Wisconsin isn’t the only state with laws that allow for the detention of expectant mothers suspected of mental health or substance use issues. Minnesota, Oklahoma, and South Dakota have similar statutes, but Rosenbloom says Wisconsin’s is the most extreme because it puts pregnant women under the auspices of juvenile courts and child protection laws that deny the women due process.

“This is not a criminal statute, but it has the same effect,” Rosenbloom said. “If you have a civil law that allows people to be arrested, incarcerated, and be forced into medical treatment that nobody else can be forced into… that feels a lot like a criminal punishment. We hope this sends a message to those who think that passing stricter and stricter drug laws is going to stop people from using drugs.”

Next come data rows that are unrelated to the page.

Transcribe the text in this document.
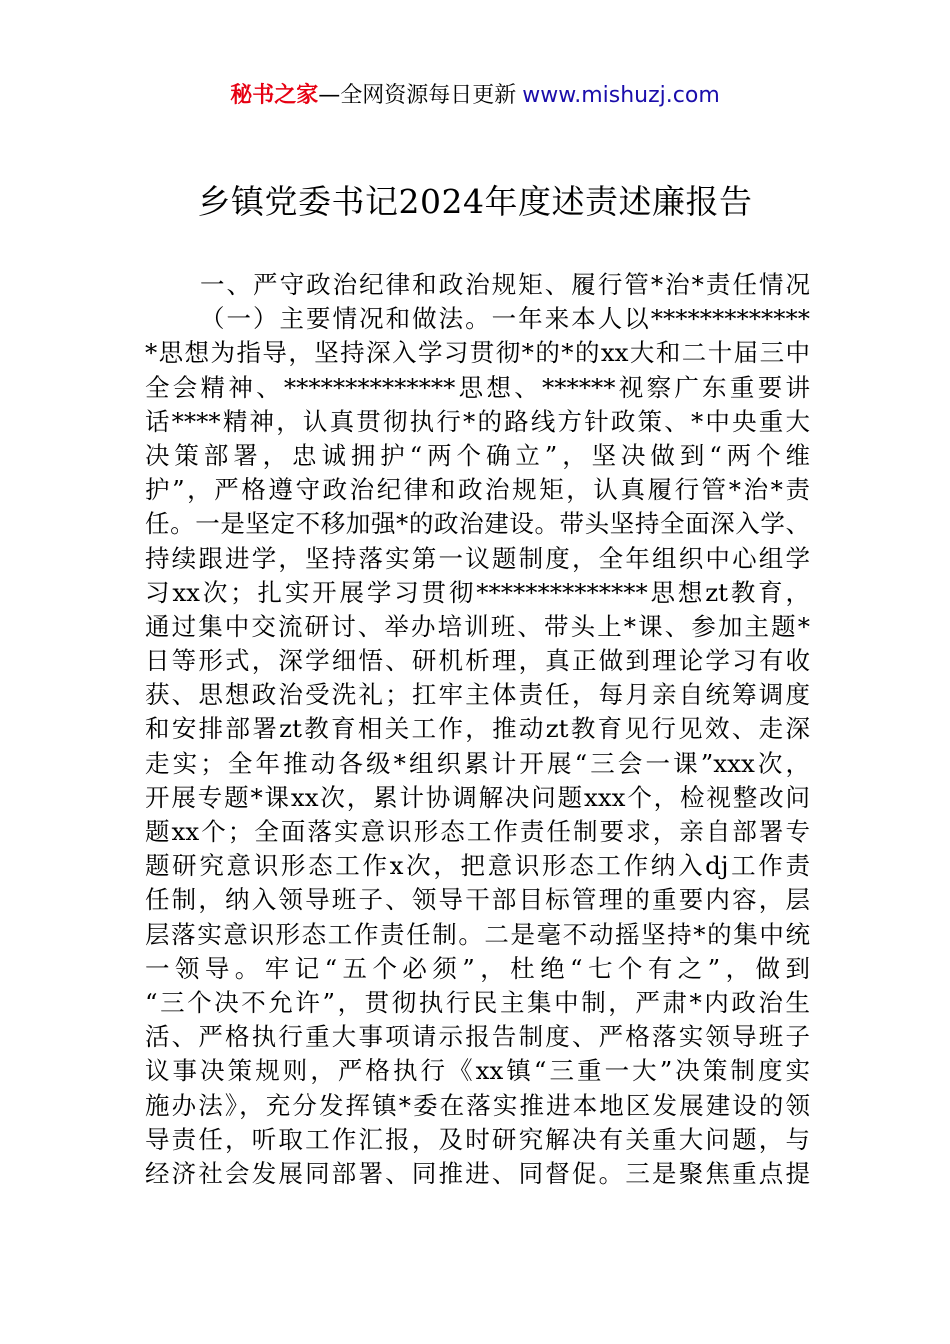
秘书之家—全网资源每日更新 www.mishuzj.com
乡镇党委书记2024年度述责述廉报告
一、严守政治纪律和政治规矩、履行管*治*责任情况
（一）主要情况和做法。一年来本人以*************
*思想为指导，坚持深入学习贯彻*的*的xx大和二十届三中
全会精神、**************思想、******视察广东重要讲
话****精神，认真贯彻执行*的路线方针政策、*中央重大
决策部署，忠诚拥护“两个确立”，坚决做到“两个维
护”，严格遵守政治纪律和政治规矩，认真履行管*治*责
任。一是坚定不移加强*的政治建设。带头坚持全面深入学、
持续跟进学，坚持落实第一议题制度，全年组织中心组学
习xx次；扎实开展学习贯彻**************思想zt教育，
通过集中交流研讨、举办培训班、带头上*课、参加主题*
日等形式，深学细悟、研机析理，真正做到理论学习有收
获、思想政治受洗礼；扛牢主体责任，每月亲自统筹调度
和安排部署zt教育相关工作，推动zt教育见行见效、走深
走实；全年推动各级*组织累计开展“三会一课”xxx次，
开展专题*课xx次，累计协调解决问题xxx个，检视整改问
题xx个；全面落实意识形态工作责任制要求，亲自部署专
题研究意识形态工作x次，把意识形态工作纳入dj工作责
任制，纳入领导班子、领导干部目标管理的重要内容，层
层落实意识形态工作责任制。二是毫不动摇坚持*的集中统
一领导。牢记“五个必须”，杜绝“七个有之”，做到
“三个决不允许”，贯彻执行民主集中制，严肃*内政治生
活、严格执行重大事项请示报告制度、严格落实领导班子
议事决策规则，严格执行《xx镇“三重一大”决策制度实
施办法》，充分发挥镇*委在落实推进本地区发展建设的领
导责任，听取工作汇报，及时研究解决有关重大问题，与
经济社会发展同部署、同推进、同督促。三是聚焦重点提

The Unborn Child Protection Act was passed toward the end of the Clinton administration, which supported harsh federal drug laws, and at a time when a number of states were attempting to enact their own punishing drug regulations. Now, says Jolene Forman, staff attorney at Drug Policy Alliance, which filed an amicus brief on behalf of public health organizations supporting Loertscher, it appears we’re in danger of those kinds of punitive drug policies making a comeback.

“Both President Trump and Attorney General Sessions have demonstrated that they have not learned at all from our outmoded and failed policies of the war on drugs,” she said, “even though most of the public disagrees with them.”